If you’re noticing an extended stretch of unusual warmth in a specific region, the jet stream may be partly responsible. This high-altitude river of wind normally flows in a relatively tight band from west to east, separating cold polar air from warmer air to the south. But the Arctic is warming roughly three times faster than the rest of the planet, and that shrinking temperature difference between north and south slows the jet stream’s winds. When the jet stream slows, its waves grow larger and move eastward more sluggishly.

These bigger, slower waves park over regions for days or even weeks. If you’re on the side of a wave pulling warm air up from the south, you get prolonged heat. If you’re on the other side, you might see unusual cold or storms. “The big swings of the jet stream tend to be very persistent and to stay in the same place for a long time,” explains atmospheric scientist Jennifer Francis of the Woodwell Climate Research Center. These stalled patterns are happening more frequently, which is why stretches of abnormally warm weather feel like they’re lasting longer than they used to.

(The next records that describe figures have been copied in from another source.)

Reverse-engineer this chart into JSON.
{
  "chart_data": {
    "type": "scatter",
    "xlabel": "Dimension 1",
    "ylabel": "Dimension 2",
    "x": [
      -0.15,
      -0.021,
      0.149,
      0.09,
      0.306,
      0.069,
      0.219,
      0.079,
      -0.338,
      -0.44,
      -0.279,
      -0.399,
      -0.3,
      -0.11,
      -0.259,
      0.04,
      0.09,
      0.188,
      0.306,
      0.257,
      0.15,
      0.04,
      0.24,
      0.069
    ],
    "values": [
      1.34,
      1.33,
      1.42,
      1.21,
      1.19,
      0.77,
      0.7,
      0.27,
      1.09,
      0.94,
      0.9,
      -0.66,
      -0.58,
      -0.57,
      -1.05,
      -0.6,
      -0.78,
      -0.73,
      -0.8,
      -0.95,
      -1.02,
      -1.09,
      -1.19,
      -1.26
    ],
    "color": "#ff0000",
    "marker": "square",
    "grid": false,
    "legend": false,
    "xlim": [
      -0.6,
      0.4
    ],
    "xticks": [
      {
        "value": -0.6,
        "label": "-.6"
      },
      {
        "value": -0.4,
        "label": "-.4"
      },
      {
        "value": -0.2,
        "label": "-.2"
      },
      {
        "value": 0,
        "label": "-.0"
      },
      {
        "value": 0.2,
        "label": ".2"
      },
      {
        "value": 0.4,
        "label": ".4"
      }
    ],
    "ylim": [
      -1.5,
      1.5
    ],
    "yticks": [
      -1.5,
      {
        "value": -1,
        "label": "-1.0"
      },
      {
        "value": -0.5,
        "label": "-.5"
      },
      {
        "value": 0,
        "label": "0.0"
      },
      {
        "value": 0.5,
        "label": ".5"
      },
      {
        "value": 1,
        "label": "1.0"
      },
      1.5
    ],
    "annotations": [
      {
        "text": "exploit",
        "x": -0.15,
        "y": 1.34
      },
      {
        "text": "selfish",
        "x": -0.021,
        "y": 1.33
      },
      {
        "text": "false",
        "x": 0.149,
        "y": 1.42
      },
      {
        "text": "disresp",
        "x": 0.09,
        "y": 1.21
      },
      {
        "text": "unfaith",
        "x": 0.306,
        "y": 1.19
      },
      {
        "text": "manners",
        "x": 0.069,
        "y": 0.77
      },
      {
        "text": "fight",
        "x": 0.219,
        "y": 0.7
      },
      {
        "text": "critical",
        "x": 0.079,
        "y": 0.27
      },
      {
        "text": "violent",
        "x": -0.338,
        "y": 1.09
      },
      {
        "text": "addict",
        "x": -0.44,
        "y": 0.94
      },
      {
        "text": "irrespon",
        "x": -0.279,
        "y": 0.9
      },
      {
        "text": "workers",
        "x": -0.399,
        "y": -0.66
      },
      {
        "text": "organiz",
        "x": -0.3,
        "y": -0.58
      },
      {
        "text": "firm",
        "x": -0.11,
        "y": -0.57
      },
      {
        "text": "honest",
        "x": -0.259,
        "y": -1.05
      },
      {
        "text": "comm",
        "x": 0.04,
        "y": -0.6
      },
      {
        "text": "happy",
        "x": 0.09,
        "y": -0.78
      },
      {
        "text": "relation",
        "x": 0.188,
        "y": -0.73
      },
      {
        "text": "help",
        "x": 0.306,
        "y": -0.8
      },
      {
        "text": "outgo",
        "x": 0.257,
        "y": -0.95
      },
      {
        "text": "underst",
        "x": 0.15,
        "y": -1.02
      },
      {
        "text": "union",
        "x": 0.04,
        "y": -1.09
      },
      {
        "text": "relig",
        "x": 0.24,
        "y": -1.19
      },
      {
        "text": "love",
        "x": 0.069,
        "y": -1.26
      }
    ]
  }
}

Melting Ice Creates a Warming Feedback Loop

One reason warming accelerates over time is that it triggers chain reactions. The most significant involves Arctic sea ice. Ice and snow are bright, reflecting a large share of incoming sunlight back to space. Open ocean water is dark and absorbs that energy instead. Between 1979 and 2011, the Arctic’s reflectivity dropped measurably as ice cover shrank, allowing an additional 6.4 watts per square meter of solar energy to be absorbed over the Arctic Ocean.

Globally, that single change in Arctic reflectivity added a warming effect equal to 25% of the direct warming caused by rising CO2 over the same period. In other words, ice loss doesn’t just respond to warming. It actively accelerates it. Less ice means more absorbed heat, which means more ice melts, which means even more heat is absorbed. This self-reinforcing cycle helps explain why warming has picked up speed in recent decades.

How Close We Are to Key Thresholds

Climate scientists track warming relative to pre-industrial temperatures (roughly 1850-1900) because that baseline represents conditions before large-scale fossil fuel burning began. The Paris Agreement set a target of limiting warming to 1.5°C above that baseline, recognizing that beyond this level, certain climate risks grow substantially. In 2024, the global average hit 1.55°C above pre-industrial levels.

A single year above 1.5°C doesn’t technically breach the Paris threshold, which is assessed over a 20-year average to filter out year-to-year natural variability. But research published in Nature Climate Change found that crossing the 1.5°C mark in a single year is virtually certain (around 99% probability) to fall within the 20-year window that reaches that warming level as a long-term average. The practical meaning: the impacts scientists have projected at 1.5°C of warming, including more intense heatwaves, shifting rainfall patterns, and ecosystem stress, are not a distant future scenario. They’re the conditions beginning to emerge now.

Why It Feels Different Than Before

Warm days have always existed, but several things make today’s warmth qualitatively different. Nighttime temperatures are rising faster than daytime highs in many regions, meaning your body gets less overnight relief during warm spells. Humidity is increasing in many areas because a warmer atmosphere holds more water vapor, making the same air temperature feel hotter on your skin. And the frequency of unusually warm days has shifted: what counted as a rare hot day a few decades ago now occurs several times more often in most parts of the world.

The warmth you’re noticing isn’t one thing. It’s the greenhouse effect doing what physics predicts it will do, amplified by feedback loops, shaped by ocean cycles, and delivered to your specific location by atmospheric patterns that are themselves changing because of the same underlying warming. Each of these forces is well understood individually. Together, they explain why the weather keeps breaking records.